Healing by Primary and Secondary Intention

  • Primary intention occurs in wounds with minimal tissue loss and close edges, primarily involving collagen synthesis.
  • Secondary intention occurs in open wounds with significant tissue loss, requiring more extensive tissue replacement, epithelialization, scar formation, and contraction.
  • Repaired tissue may only regain 80% of its original tensile strength.

Dysfunctional Wound Healing

  • Can occur during any phase due to factors like ischemia, excessive bleeding, predisposing disorders, wound infection, inadequate nutrients, numerous drugs, and tobacco smoke.
  • These factors can impair collagen synthesis, epithelialization, and contraction.

Wound Disruption

  • Dehiscence, the pulling apart of a sutured wound, can occur 5-12 days post-surgery, often associated with wound sepsis or excessive strain.
  • Excessive collagen synthesis can lead to hypertrophic scars or keloids.

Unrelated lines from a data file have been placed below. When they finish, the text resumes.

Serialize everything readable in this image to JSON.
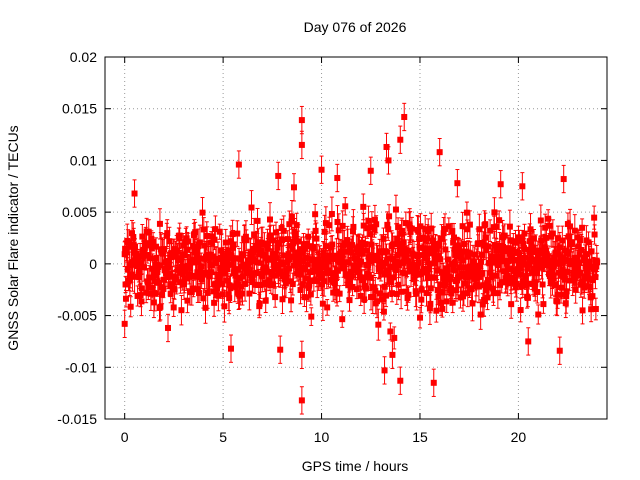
{
  "chart_data": {
    "type": "scatter",
    "title": "Day 076 of 2026",
    "xlabel": "GPS time / hours",
    "ylabel": "GNSS Solar Flare indicator / TECUs",
    "xlim": [
      -1,
      24.5
    ],
    "ylim": [
      -0.015,
      0.02
    ],
    "xticks": [
      0,
      5,
      10,
      15,
      20
    ],
    "xtick_labels": [
      "0",
      "5",
      "10",
      "15",
      "20"
    ],
    "yticks": [
      -0.015,
      -0.01,
      -0.005,
      0,
      0.005,
      0.01,
      0.015,
      0.02
    ],
    "ytick_labels": [
      "-0.015",
      "-0.01",
      "-0.005",
      "0",
      "0.005",
      "0.01",
      "0.015",
      "0.02"
    ],
    "grid": true,
    "series": [
      {
        "name": "solar flare indicator",
        "color": "#ff0000",
        "marker": "square",
        "error_bars": true,
        "x_range": [
          0,
          24
        ],
        "typical_spread": 0.0035,
        "typical_error": 0.0012,
        "outliers": [
          {
            "x": 0.0,
            "y": -0.0058
          },
          {
            "x": 0.5,
            "y": 0.0068
          },
          {
            "x": 2.2,
            "y": -0.0062
          },
          {
            "x": 5.8,
            "y": 0.0096
          },
          {
            "x": 5.4,
            "y": -0.0082
          },
          {
            "x": 7.8,
            "y": 0.0085
          },
          {
            "x": 7.9,
            "y": -0.0083
          },
          {
            "x": 8.6,
            "y": 0.0074
          },
          {
            "x": 9.0,
            "y": 0.0139
          },
          {
            "x": 9.0,
            "y": 0.0115
          },
          {
            "x": 9.0,
            "y": -0.0088
          },
          {
            "x": 9.0,
            "y": -0.0132
          },
          {
            "x": 10.0,
            "y": 0.0091
          },
          {
            "x": 10.8,
            "y": 0.0083
          },
          {
            "x": 12.5,
            "y": 0.009
          },
          {
            "x": 13.3,
            "y": 0.0113
          },
          {
            "x": 13.4,
            "y": 0.01
          },
          {
            "x": 13.2,
            "y": -0.0103
          },
          {
            "x": 13.6,
            "y": -0.0088
          },
          {
            "x": 14.2,
            "y": 0.0142
          },
          {
            "x": 14.0,
            "y": 0.012
          },
          {
            "x": 14.0,
            "y": -0.0113
          },
          {
            "x": 15.7,
            "y": -0.0115
          },
          {
            "x": 16.0,
            "y": 0.0108
          },
          {
            "x": 16.9,
            "y": 0.0078
          },
          {
            "x": 19.1,
            "y": 0.0077
          },
          {
            "x": 20.2,
            "y": 0.0075
          },
          {
            "x": 22.1,
            "y": -0.0084
          },
          {
            "x": 22.3,
            "y": 0.0082
          },
          {
            "x": 20.5,
            "y": -0.0075
          }
        ]
      }
    ]
  }
}
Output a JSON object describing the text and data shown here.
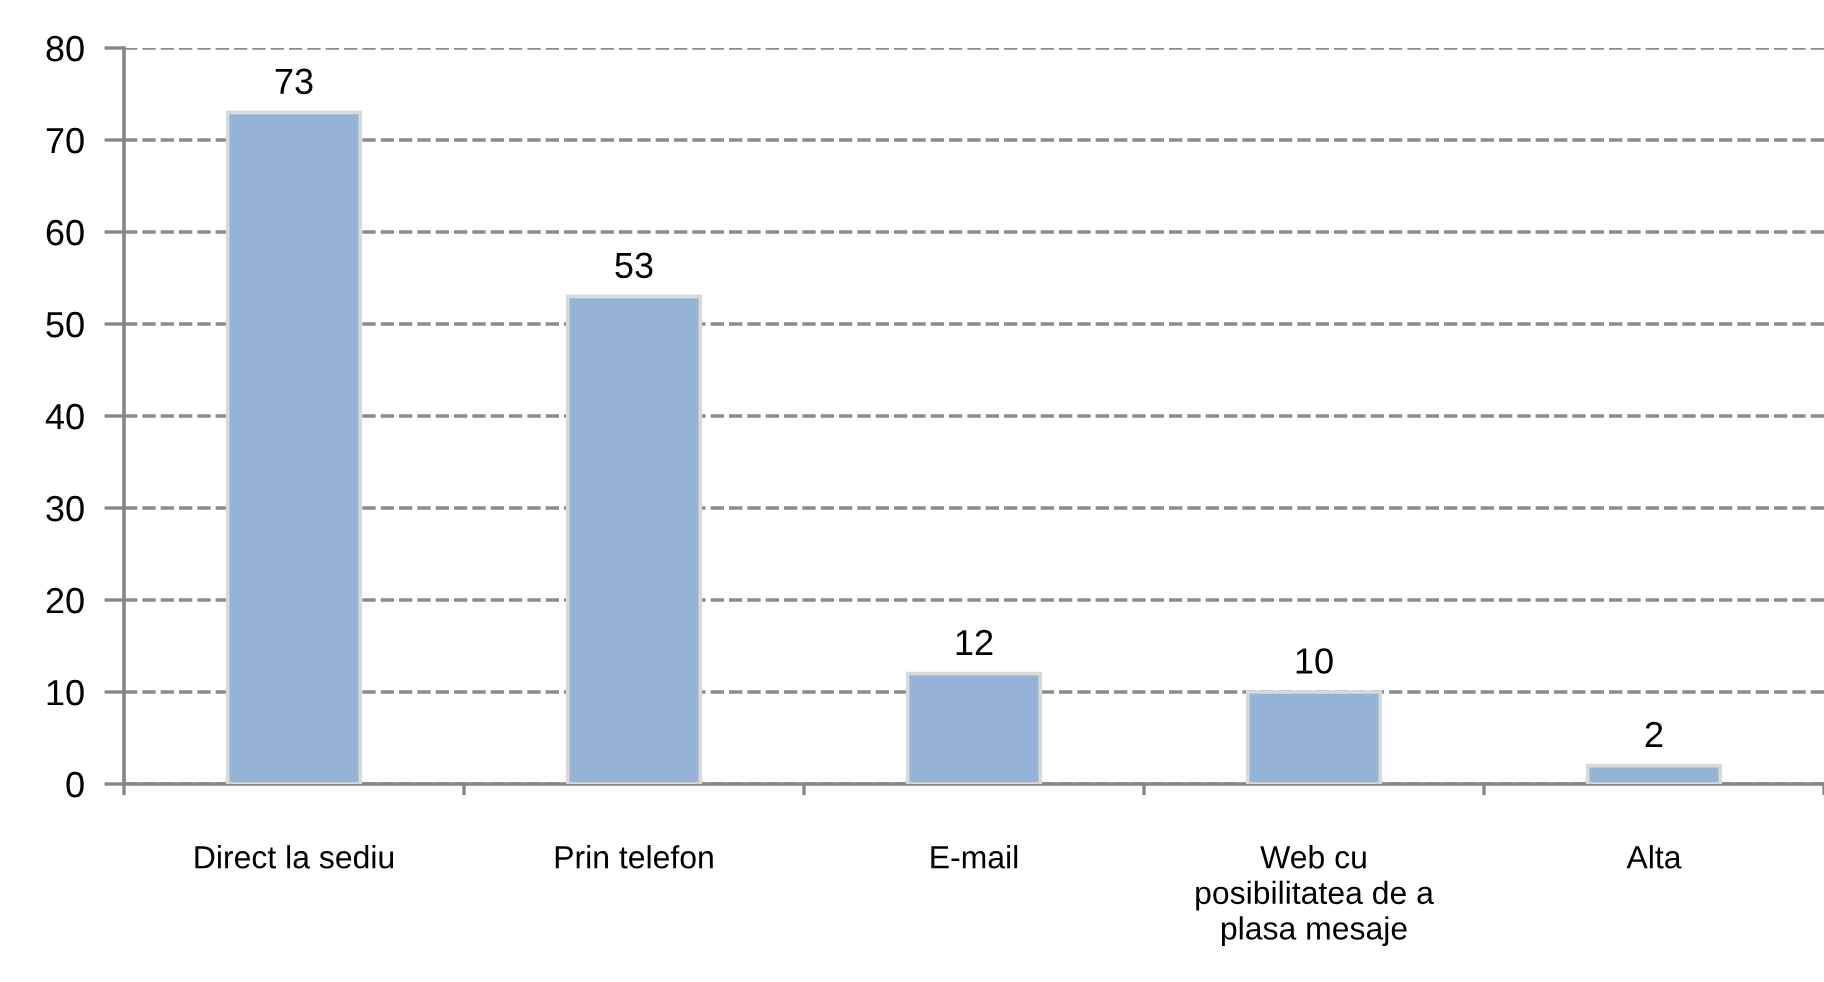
{
  "chart_data": {
    "type": "bar",
    "categories": [
      "Direct la sediu",
      "Prin telefon",
      "E-mail",
      "Web cu\nposibilitatea de a\nplasa mesaje",
      "Alta"
    ],
    "values": [
      73,
      53,
      12,
      10,
      2
    ],
    "color": "#95b3d7",
    "ylim": [
      0,
      80
    ],
    "yticks": [
      0,
      10,
      20,
      30,
      40,
      50,
      60,
      70,
      80
    ],
    "grid": "y",
    "data_labels": true
  }
}
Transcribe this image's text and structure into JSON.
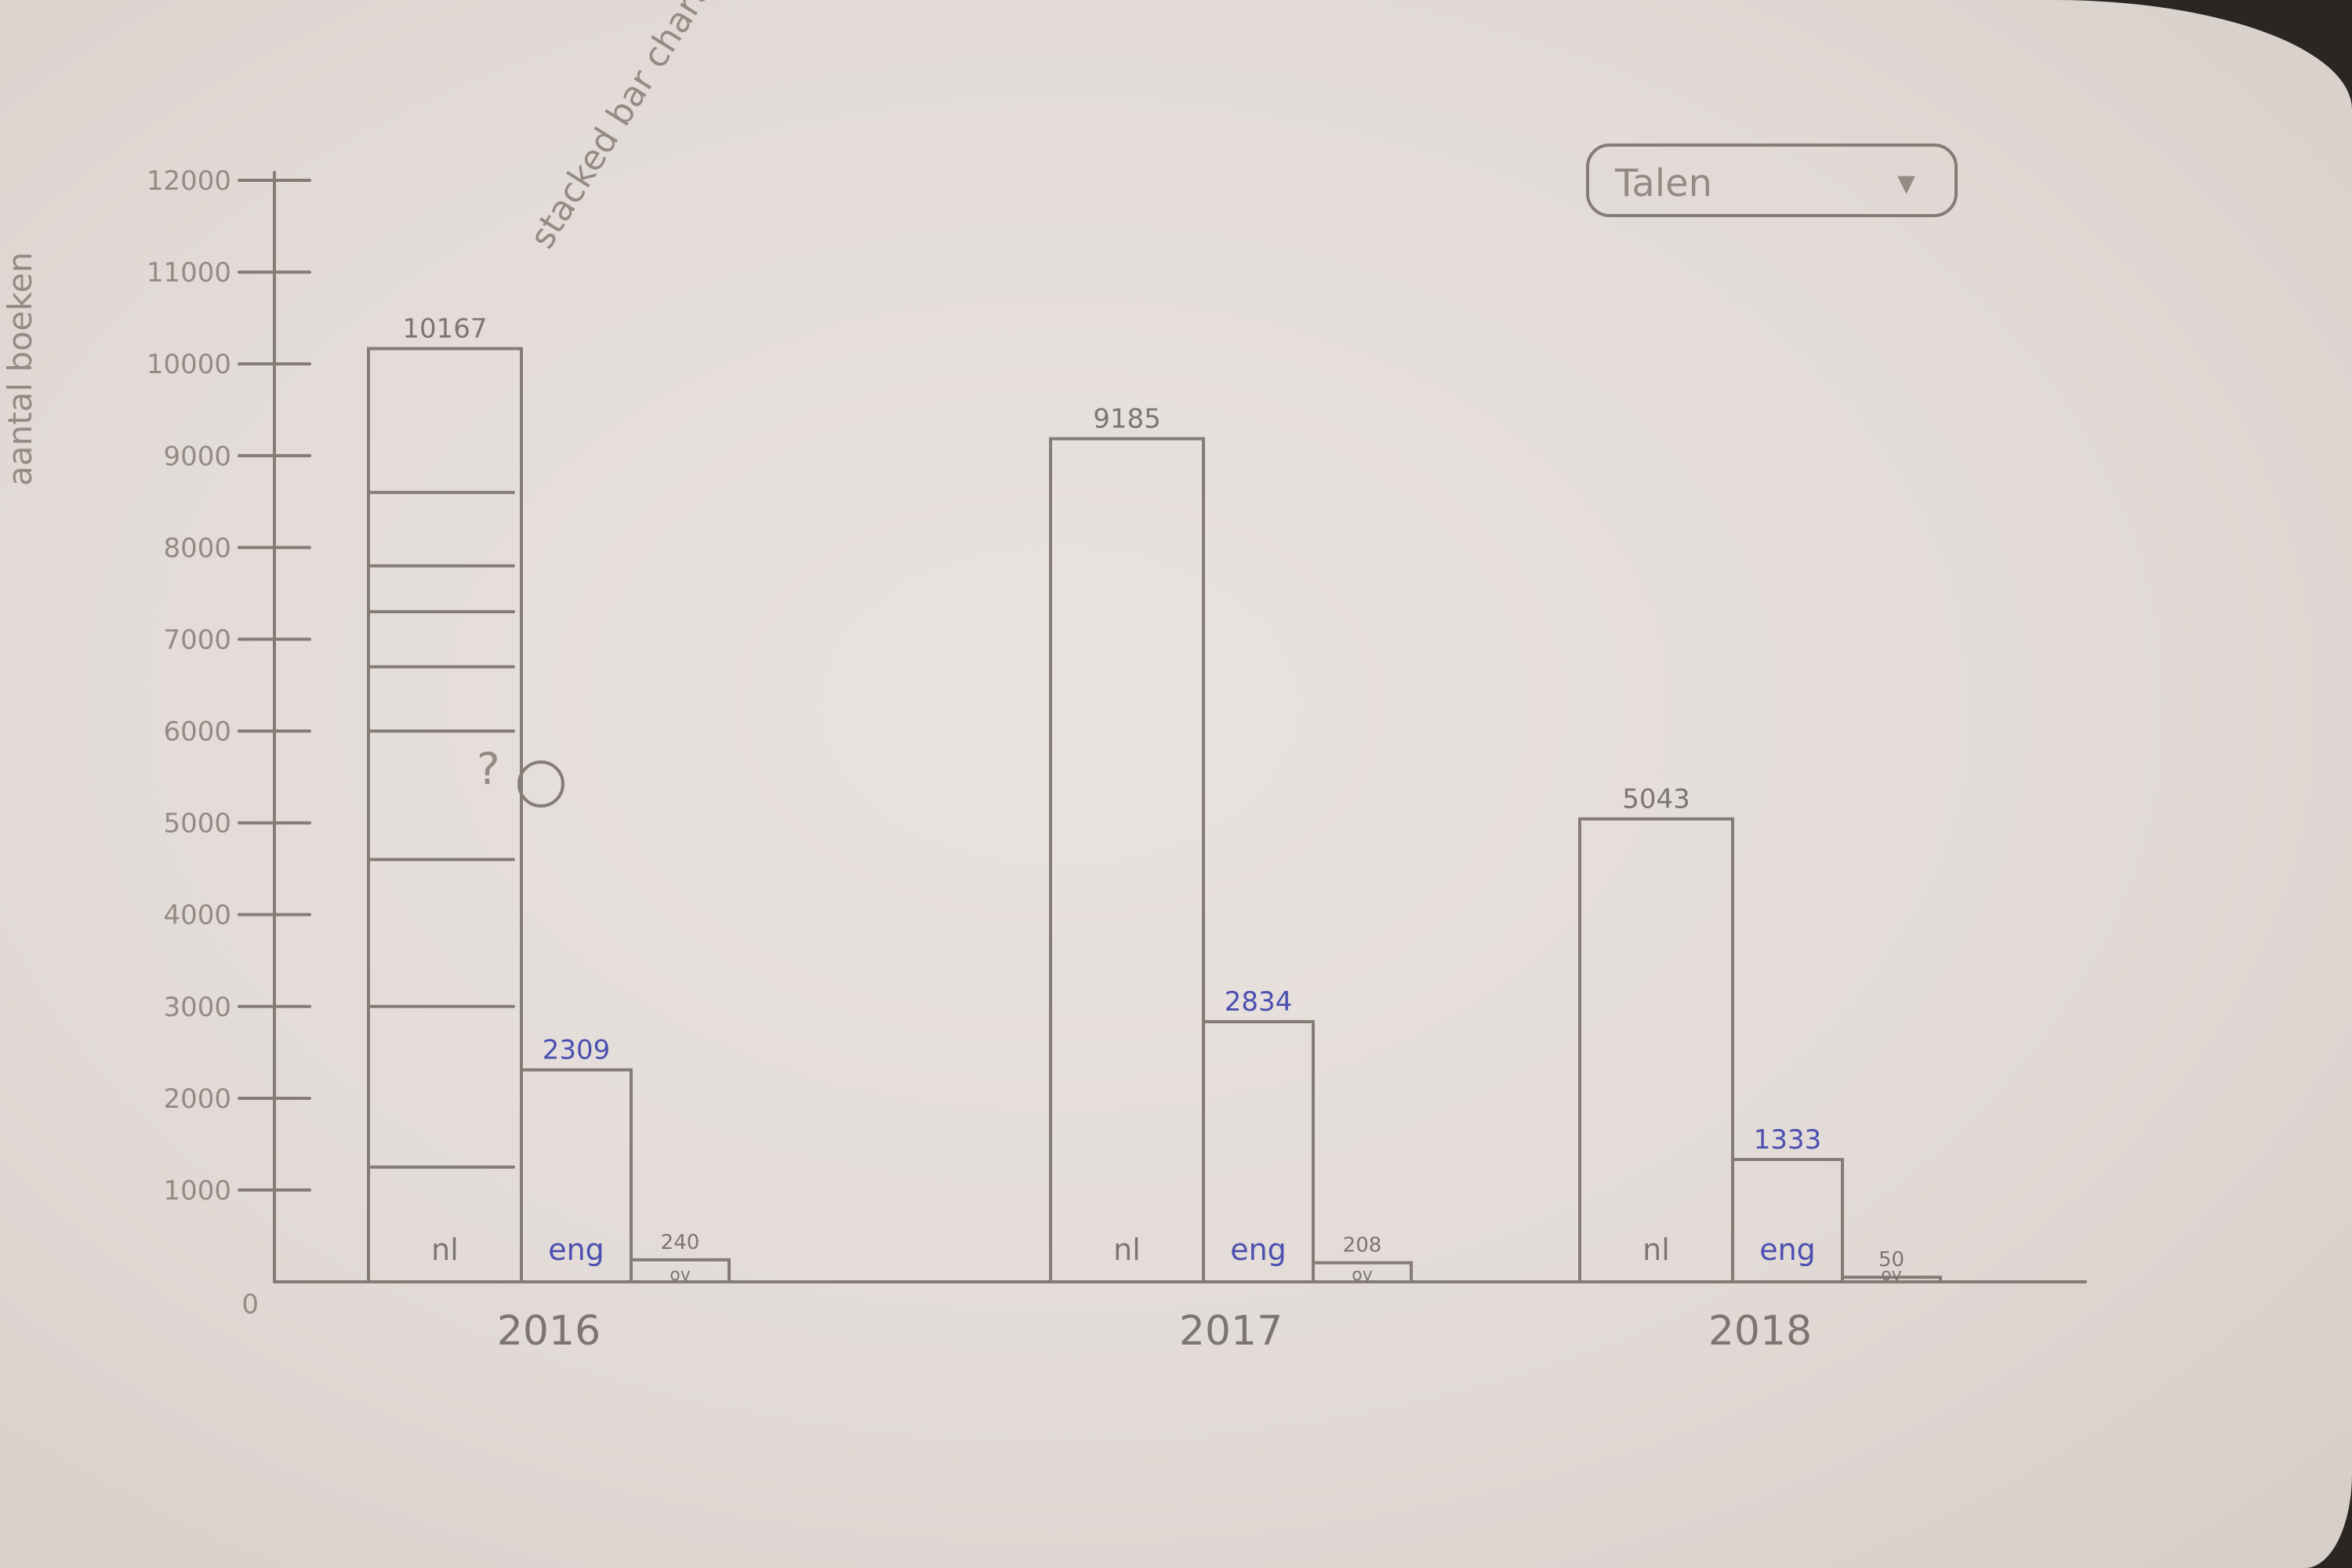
{
  "chart_data": {
    "type": "bar",
    "title": "stacked bar chart",
    "ylabel": "aantal boeken",
    "xlabel": "",
    "ylim": [
      0,
      12000
    ],
    "yticks": [
      "12000",
      "11000",
      "10000",
      "9000",
      "8000",
      "7000",
      "6000",
      "5000",
      "4000",
      "3000",
      "2000",
      "1000",
      "0"
    ],
    "categories": [
      "2016",
      "2017",
      "2018"
    ],
    "series": [
      {
        "name": "nl",
        "values": [
          10167,
          9185,
          5043
        ],
        "labels": [
          "10167",
          "9185",
          "5043"
        ]
      },
      {
        "name": "eng",
        "values": [
          2309,
          2834,
          1333
        ],
        "labels": [
          "2309",
          "2834",
          "1333"
        ]
      },
      {
        "name": "ov",
        "values": [
          240,
          208,
          50
        ],
        "labels": [
          "240",
          "208",
          "50"
        ]
      }
    ],
    "stack_dividers_2016": [
      1250,
      3000,
      4600,
      6000,
      6700,
      7300,
      7800,
      8600
    ]
  },
  "dropdown": {
    "label": "Talen",
    "arrow": "▾"
  },
  "annotation": {
    "symbol": "?"
  }
}
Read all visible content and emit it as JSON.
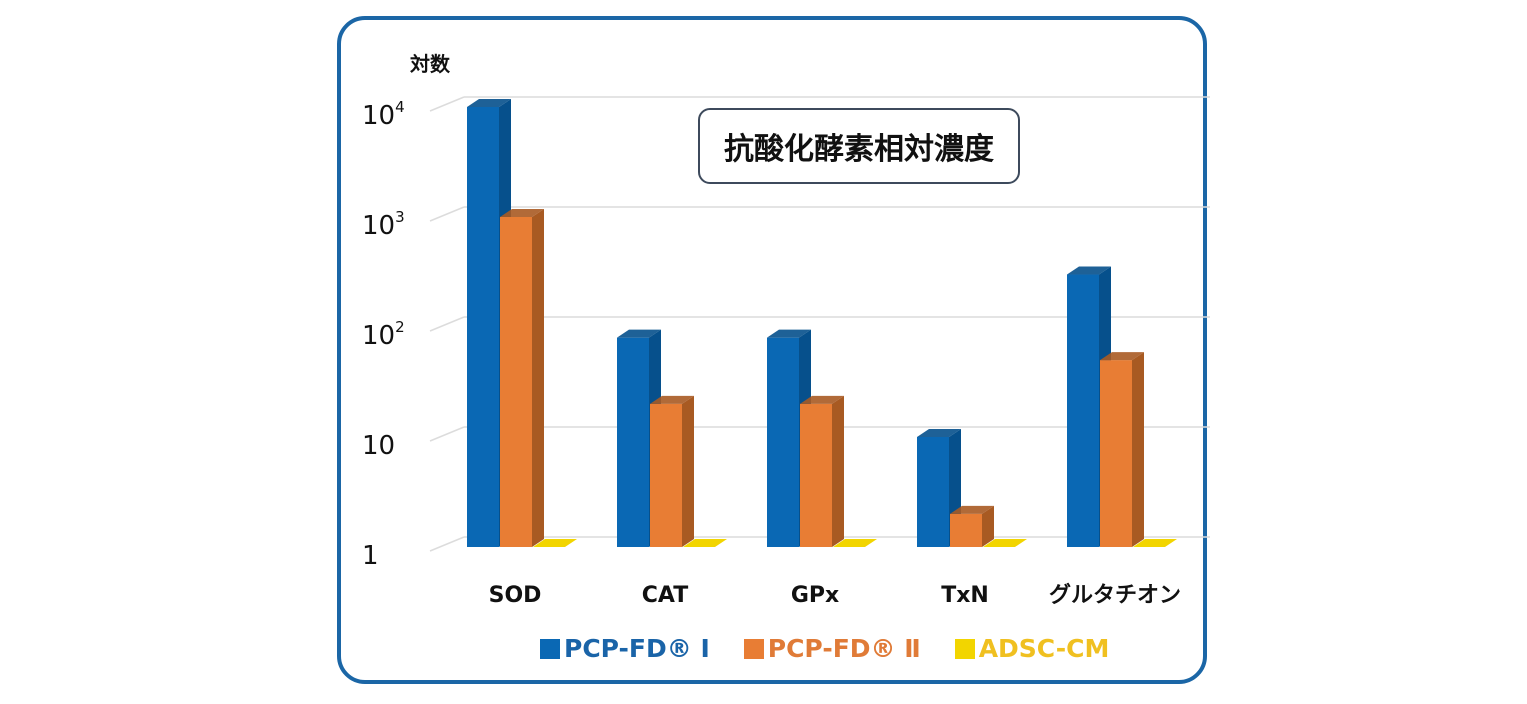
{
  "chart_data": {
    "type": "bar",
    "title": "抗酸化酵素相対濃度",
    "ylabel": "対数",
    "xlabel": "",
    "yscale": "log",
    "ylim": [
      1,
      10000
    ],
    "yticks": [
      {
        "value": 1,
        "label": "1",
        "sup": ""
      },
      {
        "value": 10,
        "label": "10",
        "sup": ""
      },
      {
        "value": 100,
        "label": "10",
        "sup": "2"
      },
      {
        "value": 1000,
        "label": "10",
        "sup": "3"
      },
      {
        "value": 10000,
        "label": "10",
        "sup": "4"
      }
    ],
    "categories": [
      "SOD",
      "CAT",
      "GPx",
      "TxN",
      "グルタチオン"
    ],
    "series": [
      {
        "name": "PCP-FD® Ⅰ",
        "color": "#0a68b4",
        "side": "#06508c",
        "values": [
          10000,
          80,
          80,
          10,
          300
        ]
      },
      {
        "name": "PCP-FD® Ⅱ",
        "color": "#e87d34",
        "side": "#a85a22",
        "values": [
          1000,
          20,
          20,
          2,
          50
        ]
      },
      {
        "name": "ADSC-CM",
        "color": "#f2d500",
        "side": "#c8c000",
        "values": [
          1,
          1,
          1,
          1,
          1
        ]
      }
    ],
    "grid": true,
    "legend": "bottom"
  }
}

Impaired Epithelialization and Contraction

  • Hypoxemia, zinc deficiency, and improper wound care can impair epithelial cell migration.
  • Excessive wound contraction can lead to deformities or contractures, especially in burn wounds or internal organs.

Pediatrics: Innate Immunity in the Newborn Child

  • Neonates often have transiently depressed inflammatory and immune function due to the transition from a sterile environment.
  • This includes impaired neutrophil chemotaxis and bacterial responses, partial deficiency in complement, and low levels of mannose-binding lectin.
  • They may be more susceptible to severe infections when maternal antibodies are lacking.